The metadata layer maintains structured information about each document. It uses SQLite for portability and performance, with optional full-text search via semantic search and FTS5. Single-file relational database design provides fast read performance, supports full-text search and allows easy integration with scripts and command-line tools.

This layer acts as the primary entry point for all queries, enabling structured filtering that narrows the search space before more expensive operations are performed. All document discovery flows through the metadata database, which reduces the candidate set of documents prior to semantic vector search and full-text search. This significantly improves both performance and accuracy when retrieving relevant documents and specific passages. In addition, it provides citation metadata for export and links all storage layers via UUID.

Database schema

Field	Description
UUID	Primary key, link to documents, metadata, database
Author	Individual / organisation
Title	Document title
Document classification	Document typology: 令, 公告, etc
Year	Publication year
Issuing body	Organisation that issued or released the document
Identifier	External identifier: DOI, government document number, etc
Keywords	searchable keyword tags
Attributes	Extended set of metadata not suitable for core fields (json)

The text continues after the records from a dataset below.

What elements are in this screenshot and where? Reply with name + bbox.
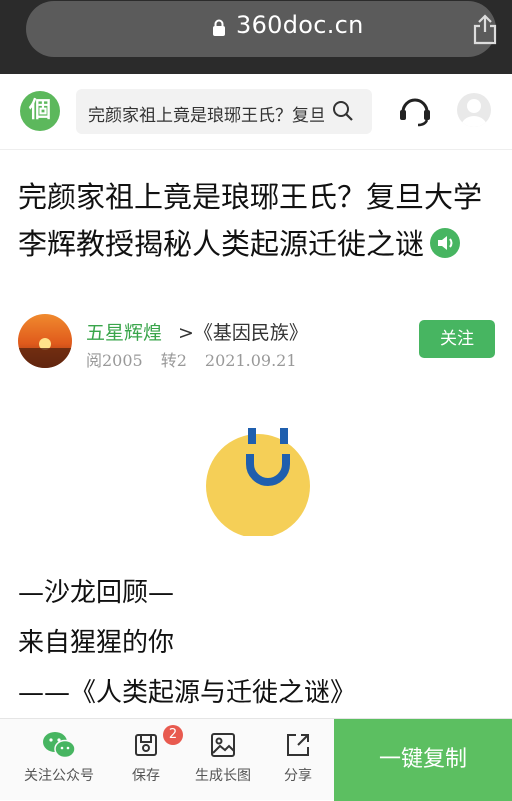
author-avatar[interactable]: [18, 314, 72, 368]
article-title-text: 完颜家祖上竟是琅琊王氏？复旦大学李辉教授揭秘人类起源迁徙之谜: [18, 180, 483, 261]
paragraph-from-apes: 来自猩猩的你: [18, 628, 175, 658]
lock-icon: [213, 19, 225, 36]
generate-long-image-button[interactable]: 生成长图: [188, 731, 258, 793]
site-header: 個 完颜家祖上竟是琅琊王氏？复旦: [0, 74, 512, 150]
one-click-copy-button[interactable]: 一键复制: [334, 719, 512, 801]
search-icon[interactable]: [332, 100, 354, 122]
url-bar[interactable]: 360doc.cn: [26, 1, 498, 57]
publish-date: 2021.09.21: [204, 351, 297, 370]
share-label: 分享: [284, 768, 312, 784]
author-name[interactable]: 五星辉煌: [86, 318, 162, 345]
paragraph-topic: ——《人类起源与迁徙之谜》: [18, 678, 357, 708]
generate-long-image-label: 生成长图: [195, 768, 251, 784]
follow-wechat-button[interactable]: 关注公众号: [20, 731, 98, 793]
smiley-image: [206, 428, 310, 536]
speaker-icon[interactable]: [430, 228, 461, 258]
search-text: 完颜家祖上竟是琅琊王氏？复旦: [88, 106, 324, 126]
user-avatar-icon[interactable]: [457, 93, 491, 127]
wechat-icon: [43, 732, 76, 759]
image-icon: [211, 733, 235, 757]
article-title: 完颜家祖上竟是琅琊王氏？复旦大学李辉教授揭秘人类起源迁徙之谜: [18, 174, 488, 268]
follow-wechat-label: 关注公众号: [24, 768, 94, 784]
paragraph-salon-review: —沙龙回顾—: [18, 578, 175, 608]
read-count: 阅2005: [86, 351, 143, 370]
search-input[interactable]: 完颜家祖上竟是琅琊王氏？复旦: [76, 89, 372, 134]
save-count-badge: 2: [163, 725, 183, 745]
save-icon: [135, 734, 157, 756]
repost-count: 转2: [160, 351, 187, 370]
save-label: 保存: [132, 768, 160, 784]
share-button[interactable]: 分享: [276, 731, 320, 793]
article-category[interactable]: >《基因民族》: [178, 318, 308, 345]
article-meta: 阅2005 转2 2021.09.21: [86, 347, 315, 371]
follow-button[interactable]: 关注: [419, 320, 495, 358]
bottom-action-bar: 关注公众号 保存 2 生成长图 分享 一键复制: [0, 718, 512, 801]
browser-bar: 360doc.cn: [0, 0, 512, 74]
share-icon[interactable]: [472, 13, 498, 45]
url-text: 360doc.cn: [236, 11, 364, 39]
site-logo[interactable]: 個: [20, 91, 60, 131]
share-out-icon: [287, 734, 309, 756]
headset-icon[interactable]: [398, 94, 432, 128]
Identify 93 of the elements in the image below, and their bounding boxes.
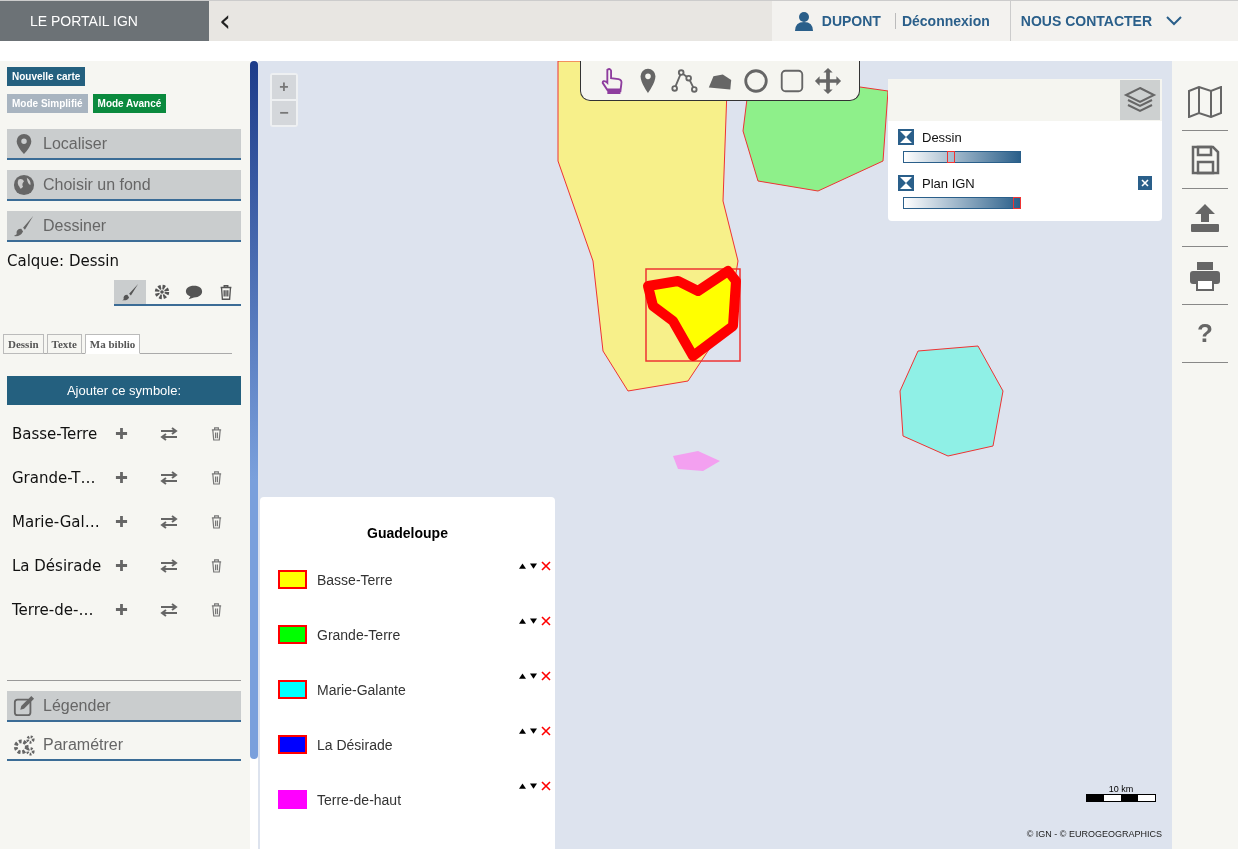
- section-header[interactable]: Légender: [7, 691, 241, 722]
- logout-link[interactable]: Déconnexion: [895, 1, 1011, 41]
- new-map-button[interactable]: Nouvelle carte: [7, 67, 86, 86]
- gear-icon: [153, 283, 171, 301]
- delete-icon[interactable]: [541, 561, 551, 571]
- up-arrow-icon[interactable]: [519, 783, 526, 789]
- tab[interactable]: Dessin: [3, 334, 44, 354]
- slider-thumb[interactable]: [947, 151, 955, 163]
- section-header[interactable]: Choisir un fond: [7, 170, 241, 201]
- legend-label: Marie-Galante: [317, 681, 406, 698]
- layer-name: Dessin: [922, 129, 962, 145]
- section-title: Dessiner: [43, 216, 107, 235]
- up-arrow-icon[interactable]: [519, 728, 526, 734]
- opacity-slider[interactable]: [903, 197, 1021, 209]
- delete-icon[interactable]: [541, 726, 551, 736]
- help-button[interactable]: ?: [1182, 305, 1228, 363]
- tab[interactable]: Texte: [46, 334, 82, 354]
- plus-icon[interactable]: [115, 471, 128, 484]
- plus-icon[interactable]: [115, 603, 128, 616]
- gears-icon: [13, 733, 35, 756]
- globe-icon: [13, 173, 35, 196]
- trash-icon[interactable]: [210, 514, 223, 529]
- section-header[interactable]: Dessiner: [7, 211, 241, 242]
- print-icon: [1187, 259, 1223, 292]
- symbol-name: La Désirade: [12, 556, 103, 575]
- symbol-name: Grande-T…: [12, 468, 97, 487]
- legend-title: Guadeloupe: [366, 525, 449, 541]
- trash-icon[interactable]: [210, 470, 223, 485]
- legend-label: Terre-de-haut: [317, 791, 402, 808]
- move-tool-button[interactable]: [812, 66, 844, 95]
- island-shape: [673, 451, 720, 471]
- zoom-in-button[interactable]: +: [272, 75, 296, 99]
- opacity-slider[interactable]: [903, 151, 1021, 163]
- close-icon[interactable]: [1138, 176, 1152, 190]
- scrollbar[interactable]: [250, 61, 258, 759]
- attribution-text: © IGN - © EUROGEOGRAPHICS: [1026, 829, 1162, 839]
- section-title: Paramétrer: [43, 735, 124, 754]
- layer-label: Calque: Dessin: [7, 252, 120, 270]
- symbol-name: Terre-de-…: [12, 600, 95, 619]
- user-name[interactable]: DUPONT: [821, 13, 896, 29]
- section-header[interactable]: Localiser: [7, 129, 241, 160]
- symbol-name: Marie-Gal…: [12, 512, 101, 531]
- up-arrow-icon[interactable]: [519, 563, 526, 569]
- delete-icon[interactable]: [541, 616, 551, 626]
- layers-icon[interactable]: [1120, 80, 1160, 120]
- layer-name: Plan IGN: [922, 175, 975, 191]
- add-symbol-header: Ajouter ce symbole:: [7, 376, 241, 405]
- swap-icon[interactable]: [160, 602, 178, 617]
- slider-thumb[interactable]: [1013, 197, 1021, 209]
- section-header[interactable]: Paramétrer: [7, 730, 241, 761]
- visibility-icon[interactable]: [898, 175, 914, 191]
- trash-icon[interactable]: [210, 602, 223, 617]
- section-title: Légender: [43, 696, 111, 715]
- down-arrow-icon[interactable]: [530, 728, 537, 734]
- plus-icon[interactable]: [115, 515, 128, 528]
- legend-label: La Désirade: [317, 736, 393, 753]
- up-arrow-icon[interactable]: [519, 673, 526, 679]
- down-arrow-icon[interactable]: [530, 673, 537, 679]
- up-arrow-icon[interactable]: [519, 618, 526, 624]
- swap-icon[interactable]: [160, 514, 178, 529]
- contact-button[interactable]: NOUS CONTACTER: [1010, 13, 1238, 29]
- edit-icon: [13, 694, 35, 717]
- swap-icon[interactable]: [160, 426, 178, 441]
- zoom-out-button[interactable]: −: [272, 101, 296, 125]
- visibility-icon[interactable]: [898, 129, 914, 145]
- down-arrow-icon[interactable]: [530, 783, 537, 789]
- swap-icon[interactable]: [160, 470, 178, 485]
- line-tool-button[interactable]: [668, 66, 700, 95]
- section-title: Localiser: [43, 134, 108, 153]
- swap-icon[interactable]: [160, 558, 178, 573]
- down-arrow-icon[interactable]: [530, 563, 537, 569]
- scale-label: 10 km: [1108, 784, 1134, 794]
- scale-bar: [1086, 794, 1156, 802]
- user-icon: [793, 11, 814, 31]
- brand-title[interactable]: LE PORTAIL IGN: [0, 1, 209, 41]
- delete-icon[interactable]: [541, 781, 551, 791]
- legend-label: Grande-Terre: [317, 626, 401, 643]
- tab[interactable]: Ma biblio: [84, 334, 141, 354]
- mode-button[interactable]: Mode Avancé: [92, 94, 167, 113]
- legend-label: Basse-Terre: [317, 571, 393, 588]
- trash-icon[interactable]: [210, 426, 223, 441]
- plus-icon[interactable]: [115, 427, 128, 440]
- trash-icon[interactable]: [210, 558, 223, 573]
- delete-icon[interactable]: [541, 671, 551, 681]
- down-arrow-icon[interactable]: [530, 618, 537, 624]
- section-title: Choisir un fond: [43, 175, 151, 194]
- map-icon: [1187, 85, 1223, 118]
- chevron-down-icon: [1166, 16, 1182, 26]
- comment-icon: [185, 283, 203, 301]
- symbol-name: Basse-Terre: [12, 424, 99, 443]
- brush-tool-button[interactable]: [114, 280, 146, 304]
- plus-icon[interactable]: [115, 559, 128, 572]
- collapse-button[interactable]: ‹: [209, 1, 241, 41]
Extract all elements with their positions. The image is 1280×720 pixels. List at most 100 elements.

Binary blob storage (optional)

engine: lightning mapped data base (liblmdb)
purpose: store binary documents where plain text is unavailable, incomplete, or unsuitable
key type: UUID

This layer stores documents in their original binary formats when a plain text representation is not available, not yet processed, or inherently unsuitable (e.g., audio, video). It also serves as a preservation and fallback layer, ensuring that the original source material is retained.

LMDB is used as a high-performance key-value store, indexing each object by UUID and enabling efficient retrieval of raw data when needed. High-performance key-value storage with memory-mapped access enables efficient reads, while ACID compliance ensures data integrity and supports reliable storage of large binary assets. This layer stores original source material for preservation and reprocessing, acts as a fallback when plain text representations are missing or insufficient, supports inherently binary media (e.g., mp3, mp4, images), and provides reliable UUID-addressable access to raw documents.

Citation format

standard: BibLaTeX | CSL JSON
purpose: ensure compatibility with document processing tools

The system supports widely used citation formats to integrate with tools such as Pandoc. Metadata from SQLite can be exported into these formats.

Human-readable structured formats enable interoperability with external tools and support easy import and export workflows. This component bridges internal metadata with publishing pipelines and enables reproducible academic and technical writing.

Editor integration

editor: Helix; any terminal-accessible editor
purpose: provide seamless citation workflows

Integration with text editor is achieved through external command hooks and CLI tools, allowing users to search, insert, and navigate citations directly within the editor.

Custom command-line tools enable querying of metadata, while editor integrates via external command hooks and keybindings for @citekey lookup and insertion. This makes the database directly usable during writing and eliminates context switching between tools.

Citekey

Format: human-readable identifier (optional)
Example: @zhang_2014_keyword

The UUID is the canonical identifier used across the entire system and may be cited directly when desired. Citekeys are optional, human-readable aliases created locally on a per-document basis. They are only introduced when needed by the author for convenience during writing. Citekeys follow a structured pattern (e.g., author_year_keyword) and are generated with awareness of the existing bibliography. When a potential naming conflict is detected, the system adjusts the keyword (next keyword in list) to ensure uniqueness within the local collection. This approach preserves global uniqueness and stability via UUIDs, while allowing flexible, readable references where beneficial.